To understand the cloud-native approach, consider Netflix, Uber and WeChat applications that expose their systems containing hundreds of independent microservices. With these independent microservices, companies respond instantly according to market changes. It enables them to update their limited portions of live and complicated applications and to scale them separately whenever it is needed.
Netflix, Uber and WeChat implemented cloud-native techniques to achieve speed, agility and scalability. Most importantly, companies drive speed and agility from the cloud infrastructure of cloud-native technologies. Containers, backing services, automation, modern design and microservices are the remaining five factors of cloud-native services, which are essential for boosting speed and agility. That is why cloud-native applications are perfect for complicated businesses.
Customers are no longer ready to face performance problems, recurring errors, or limited speed of applications. They don’t even wait for you to fix these errors; they’ll simply move towards your competitor. The cloud-native approach permits the business systems to bring exciting features, leverage rapid responsiveness, carry zero downtime for a user, whose demands continuously changes over time.
According to Cloud Native Computing Foundation (CNCF), cloud-native technologies are best for empowering the business to create, build, process scalable applications in the environment of public, private and hybrid cloud architecture. Presence of cloud infrastructure, microservices, service meshes, containers and declarative APIs epitomize this process. CNCF is already hosting a cluster of projects, including Envoy, Helm, Kubernetes, and Prometheus.
The computing foundation further added that these cloud-native technologies ensure loosely coupled systems that are strong, docile and observable. Since they are integrated with robust automation, they allow developers to build high-impact changes instantly and inevitably with minimal toil CoinPal. Thus, cloud-native systems are deployed to ensure instant change, high resilience and large-scale applications.
Cloud-native technologies build applications that contain service packages in containers and implemented as independent microservices along with the support of flexible infrastructure through agile DevOps exercises and consistent delivery workflows.

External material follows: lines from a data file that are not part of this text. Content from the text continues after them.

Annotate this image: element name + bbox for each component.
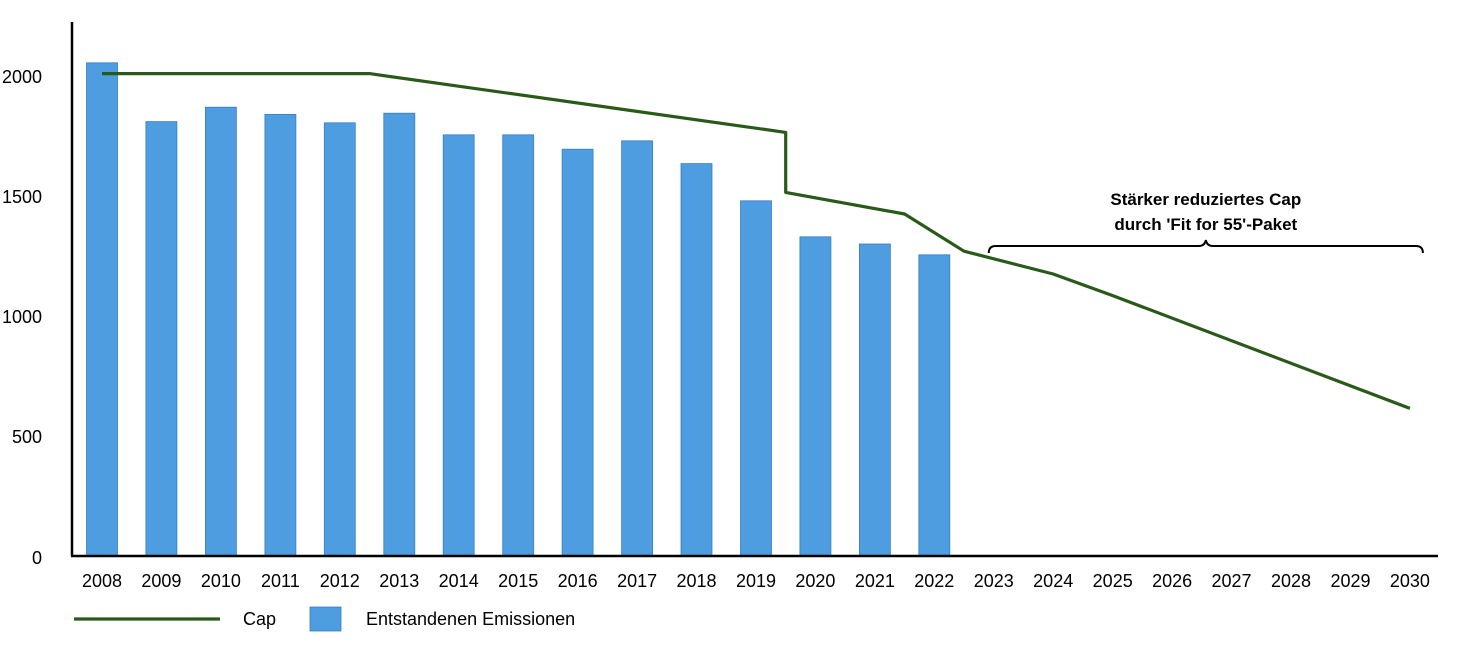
x-tick-label-2015: 2015 xyxy=(498,571,538,591)
x-tick-label-2024: 2024 xyxy=(1033,571,1073,591)
x-tick-label-2021: 2021 xyxy=(855,571,895,591)
legend-emissions-swatch xyxy=(309,606,342,632)
x-tick-label-2016: 2016 xyxy=(558,571,598,591)
y-tick-label-0: 0 xyxy=(32,548,42,568)
x-tick-label-2022: 2022 xyxy=(914,571,954,591)
x-tick-label-2027: 2027 xyxy=(1211,571,1251,591)
x-tick-label-2010: 2010 xyxy=(201,571,241,591)
bar-2020 xyxy=(799,236,832,557)
x-tick-label-2019: 2019 xyxy=(736,571,776,591)
y-tick-label-2000: 2000 xyxy=(2,67,42,87)
fit-for-55-brace xyxy=(987,239,1424,254)
x-tick-label-2013: 2013 xyxy=(379,571,419,591)
x-tick-label-2026: 2026 xyxy=(1152,571,1192,591)
bar-2018 xyxy=(680,163,713,557)
x-tick-label-2017: 2017 xyxy=(617,571,657,591)
tick-labels-layer: 0 500 1000 1500 2000 2008 2009 2010 2011 2012 2013… xyxy=(2,67,1430,591)
bar-2010 xyxy=(204,106,237,557)
x-tick-label-2014: 2014 xyxy=(439,571,479,591)
cap-line-layer xyxy=(102,71,1411,410)
bar-2011 xyxy=(264,114,297,557)
bar-2017 xyxy=(621,140,653,557)
bar-2021 xyxy=(859,243,891,557)
annotation-layer: Stärker reduziertes Cap durch 'Fit for 55… xyxy=(987,190,1424,254)
x-tick-label-2018: 2018 xyxy=(676,571,716,591)
bar-2009 xyxy=(145,121,178,557)
bar-2016 xyxy=(561,148,594,557)
bar-2019 xyxy=(740,200,772,557)
x-tick-label-2012: 2012 xyxy=(320,571,360,591)
x-tick-label-2025: 2025 xyxy=(1093,571,1133,591)
cap-line xyxy=(102,71,1411,410)
annotation-line-2: durch 'Fit for 55'-Paket xyxy=(1114,215,1297,234)
x-tick-label-2020: 2020 xyxy=(795,571,835,591)
x-tick-label-2030: 2030 xyxy=(1390,571,1430,591)
bar-2013 xyxy=(383,112,416,557)
axes-layer xyxy=(70,22,1438,558)
x-tick-label-2008: 2008 xyxy=(82,571,122,591)
bar-2012 xyxy=(323,122,356,557)
bar-2008 xyxy=(86,62,118,557)
legend-cap-label: Cap xyxy=(243,609,276,629)
x-tick-label-2028: 2028 xyxy=(1271,571,1311,591)
y-tick-label-1000: 1000 xyxy=(2,307,42,327)
x-tick-label-2009: 2009 xyxy=(141,571,181,591)
x-tick-label-2023: 2023 xyxy=(974,571,1014,591)
y-tick-label-500: 500 xyxy=(12,427,42,447)
legend: Cap Entstandenen Emissionen xyxy=(74,606,575,632)
x-tick-label-2029: 2029 xyxy=(1330,571,1370,591)
bar-2015 xyxy=(502,134,535,557)
bars-layer xyxy=(86,62,951,557)
bar-2022 xyxy=(918,254,951,557)
bar-2014 xyxy=(442,134,475,557)
annotation-line-1: Stärker reduziertes Cap xyxy=(1110,190,1301,209)
legend-emissions-label: Entstandenen Emissionen xyxy=(366,609,575,629)
y-tick-label-1500: 1500 xyxy=(2,187,42,207)
x-tick-label-2011: 2011 xyxy=(261,571,300,591)
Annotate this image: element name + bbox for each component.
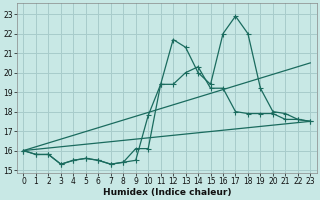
X-axis label: Humidex (Indice chaleur): Humidex (Indice chaleur): [103, 188, 231, 197]
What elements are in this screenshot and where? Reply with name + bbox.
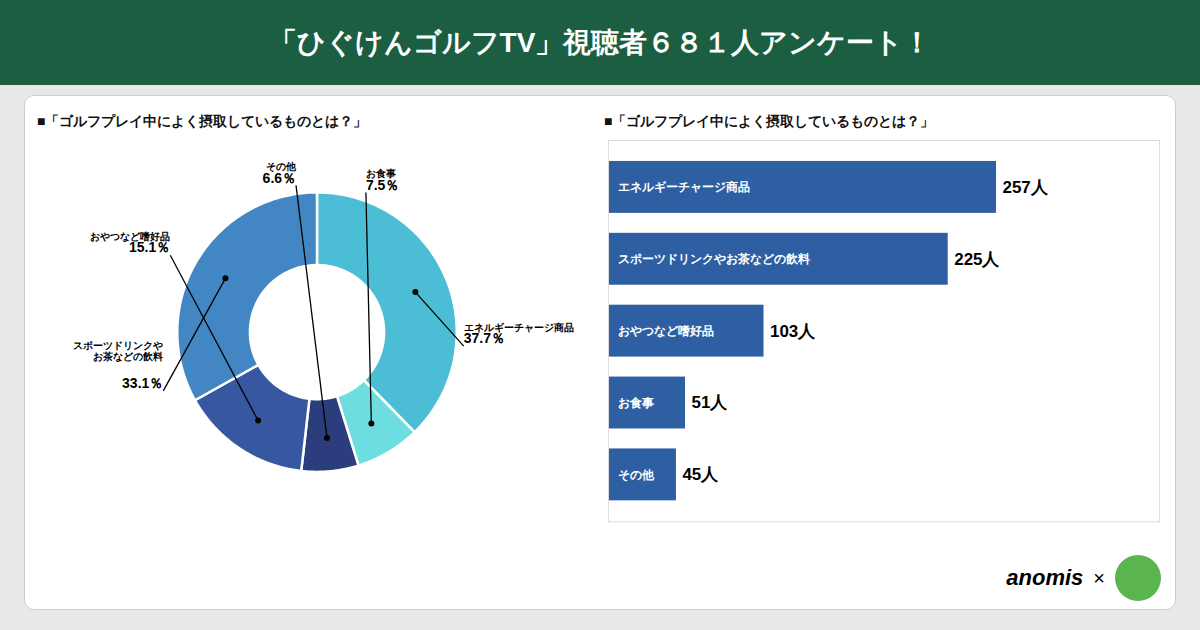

Other key features of cloud-native applications are as follows;
Cloud-native applications are a collective combination of separate, independent and robust services and packed as lightweight cases. These lightweight cases are dynamic compared to virtual machines as they are instantly scale-in and scale-out to adapt changes.
All services of cloud-native applications are integrated with extensive languages and frameworks, which are well-suited for performing multiple functionalities. All cloud-native services are polyglot, signifying that they have different languages, dynamic frameworks and various runtimes. This close-knit approach allows developers to build microservice and selects the best language to complete a specific job.
Cloud-native services and technologies exploit flexible APIs that are dependent on performance protocols such as REST (representational state transfer), gRPC (Google’s open-source remote procedure call) and NATs which is an open-source messaging system.
Cloud-native services are chronic and hard-wearing to assure the esteemed level of visibility and resiliency. As there exists a clean separation between stateless and stateful services, therefore, the architecture of complex cloud-native application provides a buoyant framework.
All the services of cloud-native applications pass through an independent life cycle that is supported and monitored by the DevOps process. Furthermore, repetitious continuous integration (CI) and continuous delivery (CD) pipelines work side-by-side to manage cloud-native applications thoroughly.